By Danielle Abdon
In this blog post, I would like talk about a topic we have been discussing at the DSC recently—and that has come up in relationship to one of my past projects as well. During the summer of 2014, I was a graduate research assistant at the DSC, and the goal of my summer project was to show the urban development of Piazza San Marco in Venice through time. At the time, I blogged on this project and the models that inspired me when creating these reconstructions.
In summary, my project focused on the digital reconstruction of Piazza San Marco and its surrounding buildings from the ninth until the nineteenth century. In order to do that, I used published diagrams (Vio 1994) illustrating the urban development of the space through time, and from those I created 3D models on SketchUp. Below you can see an example showing the space in the ninth century from two different views.
Figure 1. Digital Reconstruction of Piazza San Marco in the ninth century.
Model created by Danielle Abdon Guimaraes©
My interest in the urban development of this space stems from my research on the Ospedale di San Marco, a shelter for pilgrims built in the tenth. In my senior thesis, I researched Dogaressa Alucia da Prata Zen’s involvement with the thirteenth-century expansion of the institution. Since the hospital was destroyed in the sixteenth century when the Piazza was completely remodeled, these digital models helped me understand how the space and the relationship between buildings changed through time.
Figure 2. Gentile Bellini, Procession in Piazza San Marco, 1496.
Red arrow indicates the facade of the Ospedale di San Marco
Because my focus was on the space, and not on architectural details or the interior of buildings, I opted for a simple design in my final models, with the buildings appearing as gray blocks. I made that decision because I did not have enough information about the buildings to create extremely accurate visual representations, and also because that would have significantly increased the time I spent on each reconstruction. Most important, a more sophisticated model would not have changed how we perceive the urban development of the space from these reconstructions. While I based this approach on my objectives and research questions, people frequently question some of these decisions, such as the simplicity of the models, the lack of architectural details, texture, etc.
These are valid questions, and they point to larger issues associated with digital reconstructions. There is a great variety of projects available that involve 3D models of historical buildings, but the level of detail and sophistication between them vary significantly. These variations generate interesting points for discussion.
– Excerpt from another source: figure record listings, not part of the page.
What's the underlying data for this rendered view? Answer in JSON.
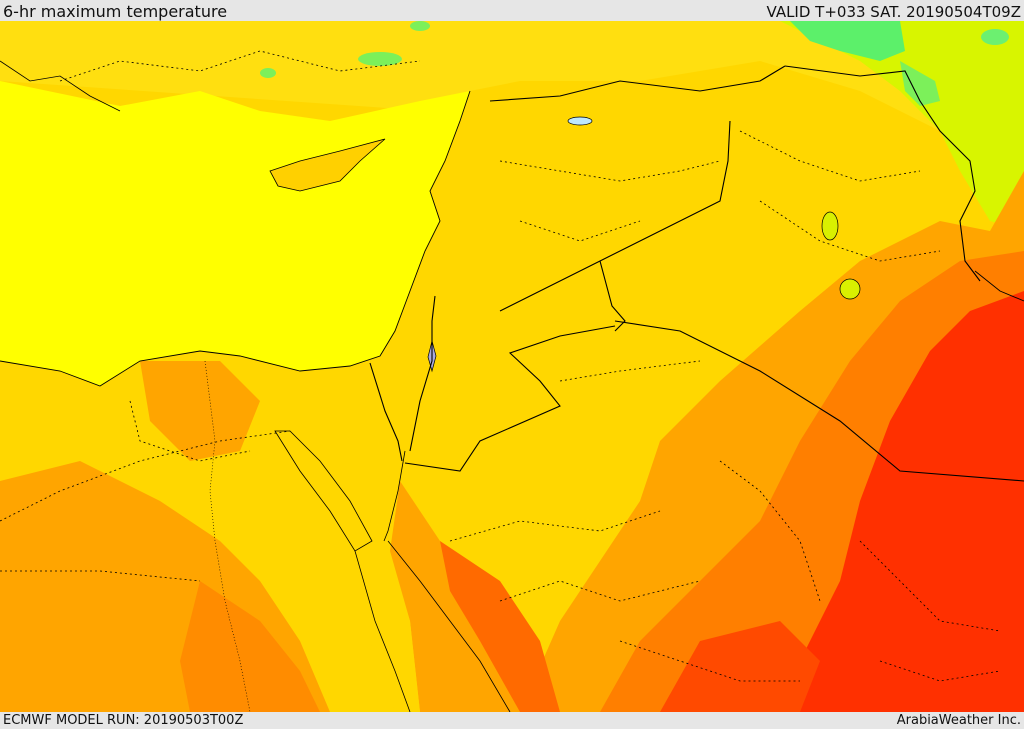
{
  "header": {
    "title": "6-hr maximum temperature",
    "valid": "VALID T+033 SAT. 20190504T09Z"
  },
  "footer": {
    "model_run": "ECMWF MODEL RUN: 20190503T00Z",
    "credit": "ArabiaWeather Inc."
  },
  "map": {
    "colors": {
      "sea": "#ffff00",
      "warm": "#ffd700",
      "hot": "#ffa500",
      "very_hot": "#ff7f00",
      "extreme": "#ff3000",
      "cool": "#b8f000",
      "cold": "#2ee88a",
      "border": "#000000"
    }
  }
}
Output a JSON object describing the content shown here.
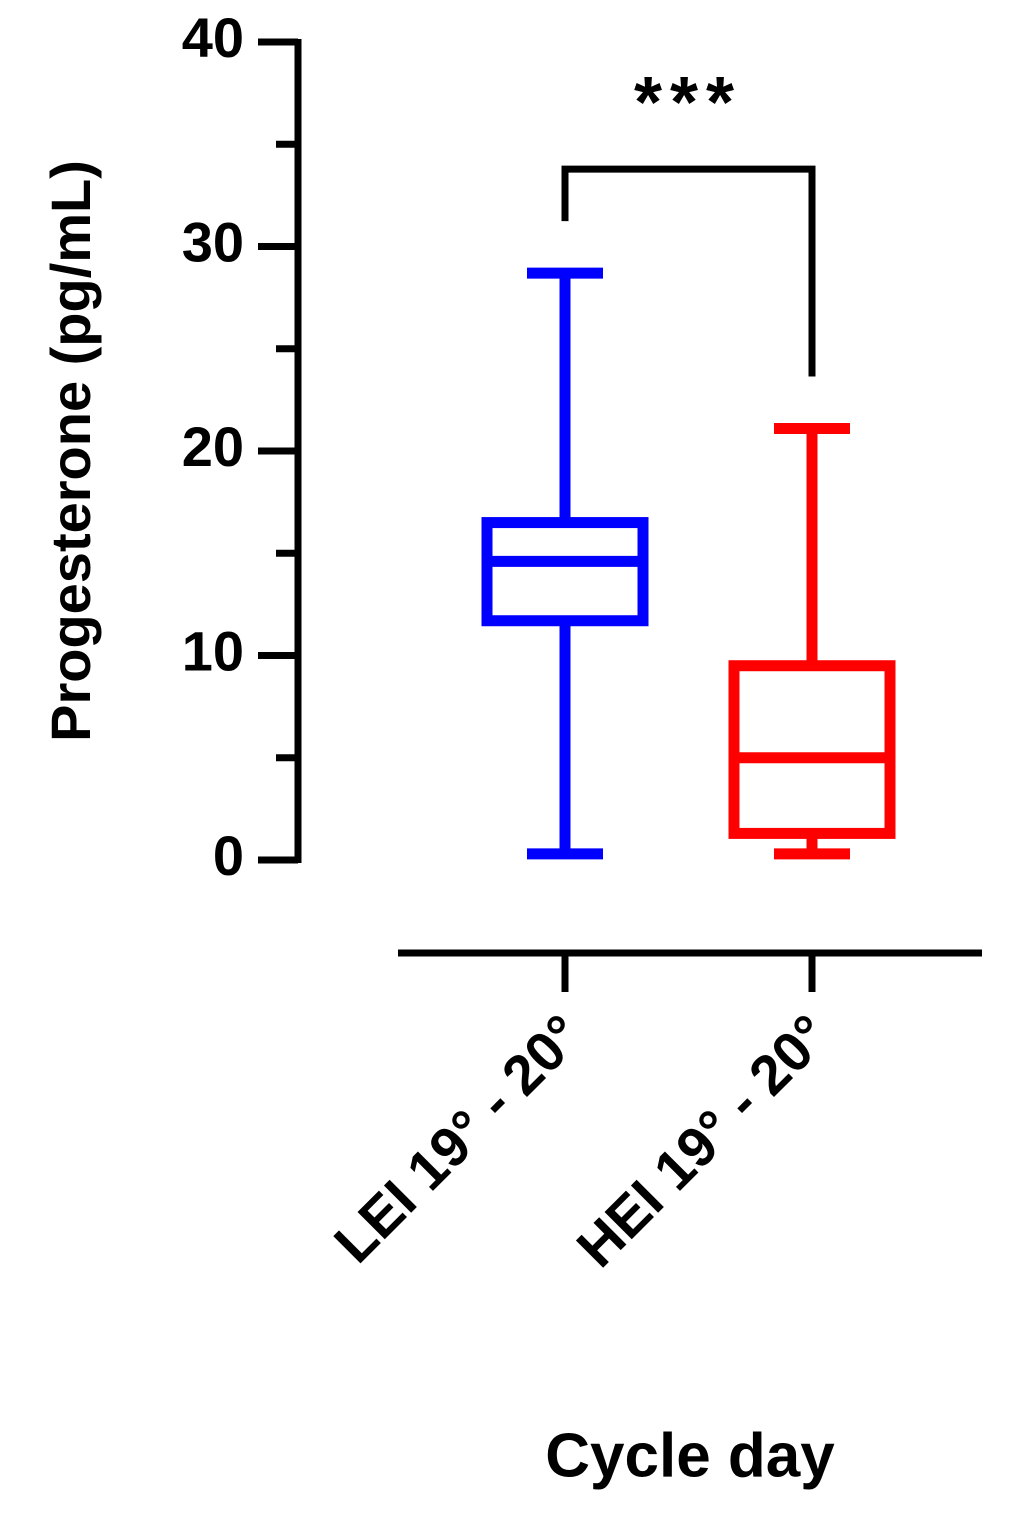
{
  "chart_data": {
    "type": "box",
    "ylabel": "Progesterone (pg/mL)",
    "xlabel": "Cycle day",
    "categories": [
      "LEI 19° - 20°",
      "HEI 19° - 20°"
    ],
    "boxes": [
      {
        "color": "#0000ff",
        "min": 0.3,
        "q1": 11.7,
        "median": 14.6,
        "q3": 16.5,
        "max": 28.7
      },
      {
        "color": "#ff0000",
        "min": 0.3,
        "q1": 1.3,
        "median": 5.0,
        "q3": 9.5,
        "max": 21.1
      }
    ],
    "ylim": [
      0,
      40
    ],
    "yticks": [
      0,
      10,
      20,
      30,
      40
    ],
    "yminorticks": [
      5,
      15,
      25,
      35
    ],
    "annotation": "***"
  }
}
First, in most reconstructions, decisions have to be made about data that we do not have, such as lack of information about architectural details or precise measurements of buildings. While it might not look great, sometimes lack of detail in a reconstruction means higher historical accuracy. Another issue can be the level of visual sophistication of 3D models. For example, there will always be a difference in the time and financial investment that a one-person project receives in comparison to an institutional one, and that will most certainly be reflected in the appearance of the final project.
Lately, Kaelin Jewell, fellow art history PhD student and research assistant at the DSC, and I have been discussing these issues, primarily concentrating on users’ experience of digital reconstructions considering these choices. To what extent should digital humanists working with 3D reconstructions worry about the appearance of their final projects? How far can we ‘push’ the limited information we have on historical buildings? Although I do not have answers to these questions, it is helpful to think about them not only when creating 3D historical models, but also when looking at projects that involve them.
Reference: Ettore Vio. “Le trasformazioni urbane dell’area Marciana.” In Le Procuratie Vecchie in Piazza San Marco, 59-110. Rome: Editalia, 1994.